Since at least the early 1970s, when Claire Johnston observed that despite 'the enormous emphasis placed on woman as spectacle in the cinema ... woman as woman is largely absent', the relationship of cinema to the construction of gender identities and gendered pleasures has been a central concern within Film Studies. Bringing together the political concerns of second-wave feminism and the dizzying developments in theorizing about representation, culture, and society, early work-as exemplified by Johnston's writing-changed radically the nature of Film Studies and the issues which it would address. Later scholars attended to concerns about sexuality, drawing on queer theory; and race and ethnicity, often influenced by postcolonialism. Most recently, Global Cinema Studies has sought to refocus these concerns yet again, whilst 'postfeminism' has questioned many of the assumptions on which Film Studies work on gender has rested.

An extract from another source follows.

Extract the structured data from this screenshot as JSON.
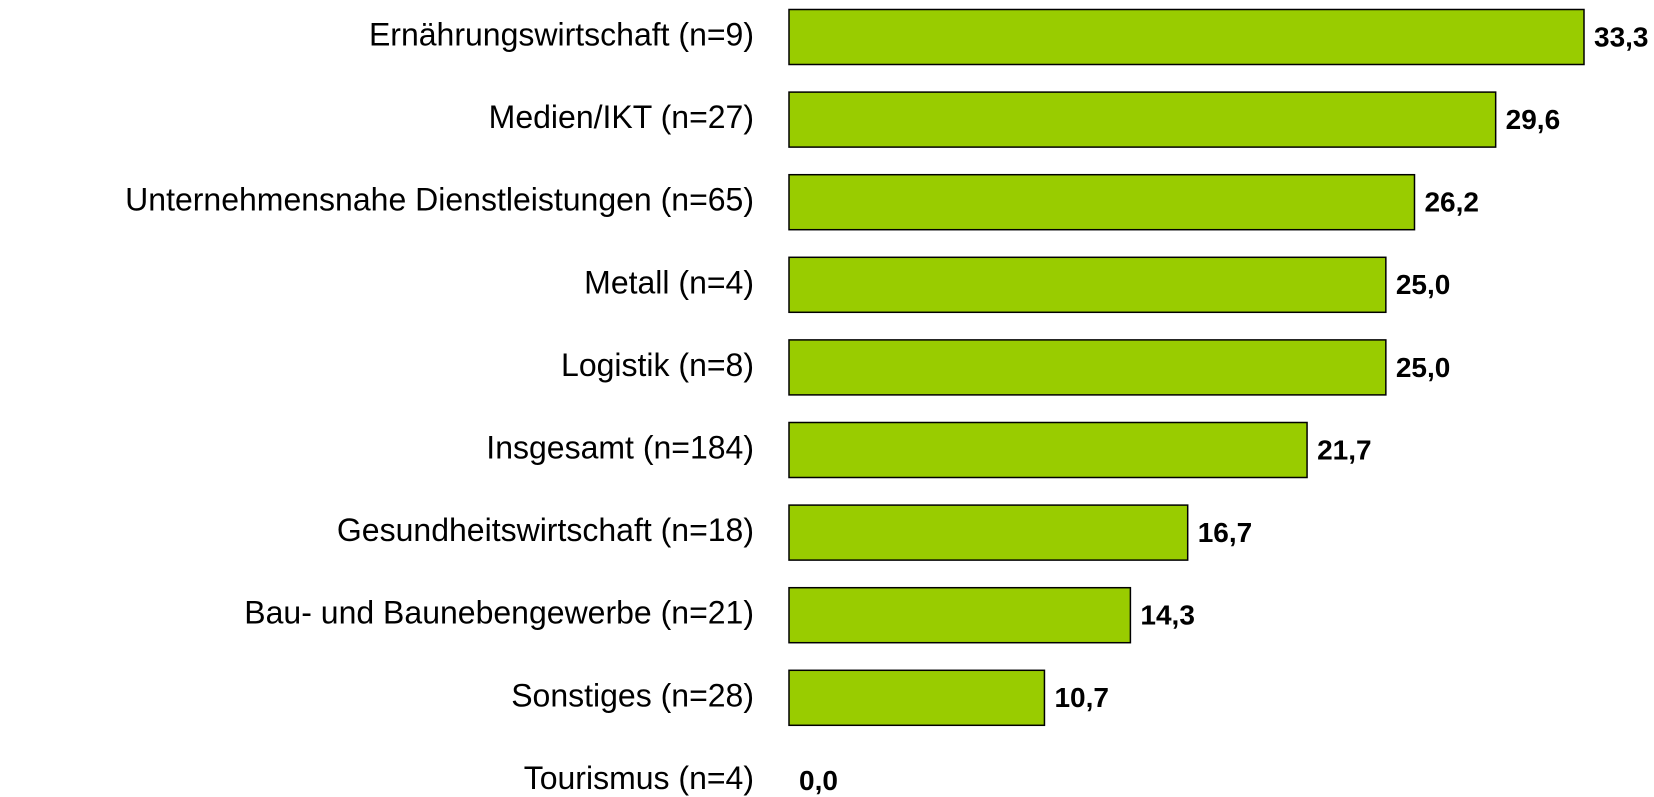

Film and Gender is a new title in Routledge's Major Works series, Critical Concepts in Media and Cultural Studies. It meets the need for an authoritative reference work to enable users to navigate and make sense of the subject's large literature, its history, and its continuing centrality within Film Studies. Compiled by Sue Thornham, whose work includes Passionate Detachments: An Introduction to Feminist Film Theory (1997) and Feminist Film Theory: A Reader (1999), and Niall Richardson, author of The Queer Cinema of Derek Jarman (2009) and Transgressive Bodies: Representations in Film and Popular Culture (2010), this eagerly awaited collection brings together in four volumes the foundational and the very best and most provocative scholarship on film and gender.
Film and Gender includes a full index and comprehensive introductions, newly written by the editors, which place the collected material in its historical and intellectual context. It is an essential work of reference and is destined to be valued by scholars and advanced students as a vital research tool.